Ana precisou cuidar sozinha dos filhos. Para não ficar longe deles, levava os dois para o trabalho. Ela improvisava um berço embaixo das prateleiras com uma esponja tirada de um colchonete e acomodava os filhos. Quando os clientes entravam e viam a situação, brincavam com Ana. Atualmente, Ederson está com 36 anos e Viviana com 34.
“Eu fui criando eles debaixo das prateleiras das bancas. Eu colocava um pedaço de esponja e eles ficavam ali. Quando eram bem bebês, e meu esposo era vivo, eles ficavam no Moisés, atrás das nossas costas. Depois, eu tive que levar meus pequenos juntos, fui vivendo a vida assim, sustentando eles e vendo crescerem. Vinha clientes e davam conselhos, uns chamavam a atenção deles: “deixa a mãe trabalhar”.
Depois de perder a banca
Essa foi a trajetória de Ana Brustolin Furlan, que há 52 anos é dona da banca na Praça Dante Alighieri. Sua história de luta parecia que iria acabar. Desde o início, ser mãe não foi fácil.

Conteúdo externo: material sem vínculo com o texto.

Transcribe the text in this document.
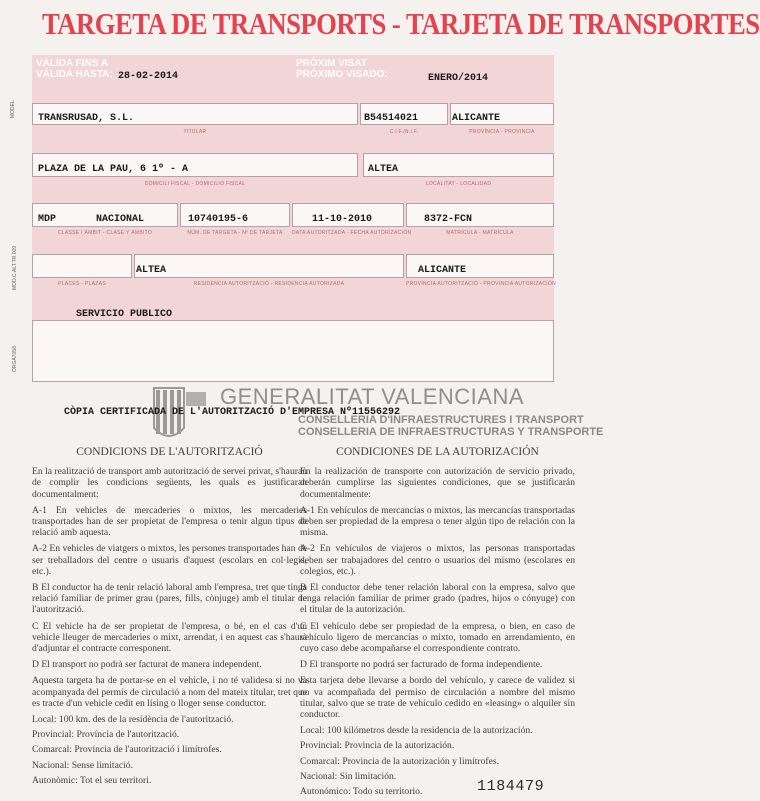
TARGETA DE TRANSPORTS - TARJETA DE TRANSPORTES
VÀLIDA FINS A
VÁLIDA HASTA: 28-02-2014
PRÒXIM VISAT
PRÓXIMO VISADO:	ENERO/2014
TRANSRUSAD, S.L.
TITULAR
B54514021
C.I.F./N.I.F.
ALICANTE
PROVÍNCIA - PROVINCIA
PLAZA DE LA PAU, 6 1º - A
DOMICILI FISCAL - DOMICILIO FISCAL
ALTEA
LOCALITAT - LOCALIDAD
MDP	NACIONAL
CLASSE I ÀMBIT - CLASE Y ÁMBITO
10740195-6
NÚM. DE TARGETA - Nº DE TARJETA
11-10-2010
DATA AUTORITZADA - FECHA AUTORIZACIÓN
8372-FCN
MATRÍCULA - MATRÍCULA
PLACES - PLAZAS
ALTEA
RESIDÈNCIA AUTORITZACIÓ - RESIDENCIA AUTORIZADA
ALICANTE
PROVÍNCIA AUTORITZACIÓ - PROVINCIA AUTORIZACIÓN
SERVICIO PUBLICO
MODEL
MOD.C.ALT.TR.009
ORGA7058
GENERALITAT VALENCIANA
CONSELLERIA D'INFRAESTRUCTURES I TRANSPORT
CONSELLERIA DE INFRAESTRUCTURAS Y TRANSPORTE
CÒPIA CERTIFICADA DE L'AUTORITZACIÓ D'EMPRESA Nº11556292
CONDICIONS DE L'AUTORITZACIÓ

En la realització de transport amb autorització de servei privat, s'hauran de complir les condicions següents, les quals es justificaran documentalment:

A-1 En vehicles de mercaderies o mixtos, les mercaderies transportades han de ser propietat de l'empresa o tenir algun tipus de relació amb aquesta.

A-2 En vehicles de viatgers o mixtos, les persones transportades han de ser treballadors del centre o usuaris d'aquest (escolars en col·legis, etc.).

B El conductor ha de tenir relació laboral amb l'empresa, tret que tinga relació familiar de primer grau (pares, fills, cònjuge) amb el titular de l'autorització.

C El vehicle ha de ser propietat de l'empresa, o bé, en el cas d'un vehicle lleuger de mercaderies o mixt, arrendat, i en aquest cas s'haurà d'adjuntar el contracte corresponent.

D El transport no podrà ser facturat de manera independent.

Aquesta targeta ha de portar-se en el vehicle, i no té validesa si no va acompanyada del permís de circulació a nom del mateix titular, tret que es tracte d'un vehicle cedit en lísing o lloger sense conductor.

Local: 100 km. des de la residència de l'autorització.

Provincial: Província de l'autorització.

Comarcal: Província de l'autorització i limítrofes.

Nacional: Sense limitació.

Autonòmic: Tot el seu territori.

CONDICIONES DE LA AUTORIZACIÓN

En la realización de transporte con autorización de servicio privado, deberán cumplirse las siguientes condiciones, que se justificarán documentalmente:

A-1 En vehículos de mercancías o mixtos, las mercancías transportadas deben ser propiedad de la empresa o tener algún tipo de relación con la misma.

A-2 En vehículos de viajeros o mixtos, las personas transportadas deben ser trabajadores del centro o usuarios del mismo (escolares en colegios, etc.).

B El conductor debe tener relación laboral con la empresa, salvo que tenga relación familiar de primer grado (padres, hijos o cónyuge) con el titular de la autorización.

C El vehículo debe ser propiedad de la empresa, o bien, en caso de vehículo ligero de mercancías o mixto, tomado en arrendamiento, en cuyo caso debe acompañarse el correspondiente contrato.

D El transporte no podrá ser facturado de forma independiente.

Esta tarjeta debe llevarse a bordo del vehículo, y carece de validez si no va acompañada del permiso de circulación a nombre del mismo titular, salvo que se trate de vehículo cedido en «leasing» o alquiler sin conductor.

Local: 100 kilómetros desde la residencia de la autorización.

Provincial: Provincia de la autorización.

Comarcal: Provincia de la autorización y limítrofes.

Nacional: Sin limitación.

Autonómico: Todo su territorio.	1184479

Uma vida digna de superação. Mas mudanças viriam em 2019. Ela viu o espaço que serviu para a criação dos filhos se tornar um ponto de venda de mercadorias agroindustriais. O dia 24 de julho foi uma data para sair da memória, marcou o que Ana chama de desespero.
“Desesperei. Tinha minhas fotos e revistas na banca. Olha, é um sufoco que nem dá para pensar mais, já estou em depressão. Não está fácil.”
O cotidiano dela mudou após sair da banca. Ela teve que levar as prateleiras e as revistas para sua casa, no bairro Rio Branco. Não podia devolver os materiais para a Prefeitura. Pela falta de espaço, algumas partes ficaram espalhadas na área de serviço e na garagem.
Assim como Ivanda, Simas e Rogério, Ana teve que se reinventar. Ela conta que fez alguns trabalhos como costureira, mas sentia falta da banca. O espaço dava clientes com quem podia conversar.
“Para te dizer, às vezes, faço um bico de costura, mas pouca coisa, pouca coisa mesmo, porque não dá mais para minha idade. Ali [na banca] era um serviço que trabalhava com o povo, ficava conversando e mudava de assunto. E aqui em casa nem tem como botar nada, porque moro em um beco.”
Ela relembra que, quando deixou as bancas, a maioria dos clientes começou a frequentar um espaço de vendas de revistas em um shopping da cidade. A proprietária ao ver um cliente de Ana dizia que tinha chegado um órfão dela. A lembrança fez com que agradecesse o carinho da clientela.
“Eu agradeço todos meus clientes. Muitos deles vão ali na banca do shopping e a proprietária diz: Opa, chegou um órfão da Ana!”. Depois do atendimento, ela fala “Oba, ganhei mais um órfão da Ana!”
Mais mudanças viriam para Ana Furlan. Uma mudança que teria um impacto positivo em seu dia a dia. Ao final de 2019, o projeto de lei que tornava as bancas patrimônio imaterial da cidade veio como um sopro de esperança para voltar ao negócio trabalhado com o marido e o sogro. Ela é a única proprietária que não reabriu o espaço, porém tudo o que foi conquistado ao longo de 52 anos teve influência do empreendimento herdado em 1970.
“Tudo que eu fiz e construí, junto com meus filhos, saiu tudo dessa banca, tudo desse serviço.”
Este foi o último de quatro episódios da série “Jornais, revistas e muitos mais: as vidas por trás das bancas de Caxias”, que contou a trajetória de quatro proprietários dos espaços na cidade. Ivanda Francescatto, Roque Simas, Rogério de Mello e Ana Furlan possuem um vínculo com a história de Caxias do Sul. Mais do que isso, eles guardam uma forte ligação com a cultura do município e com a vida de cada caxiense.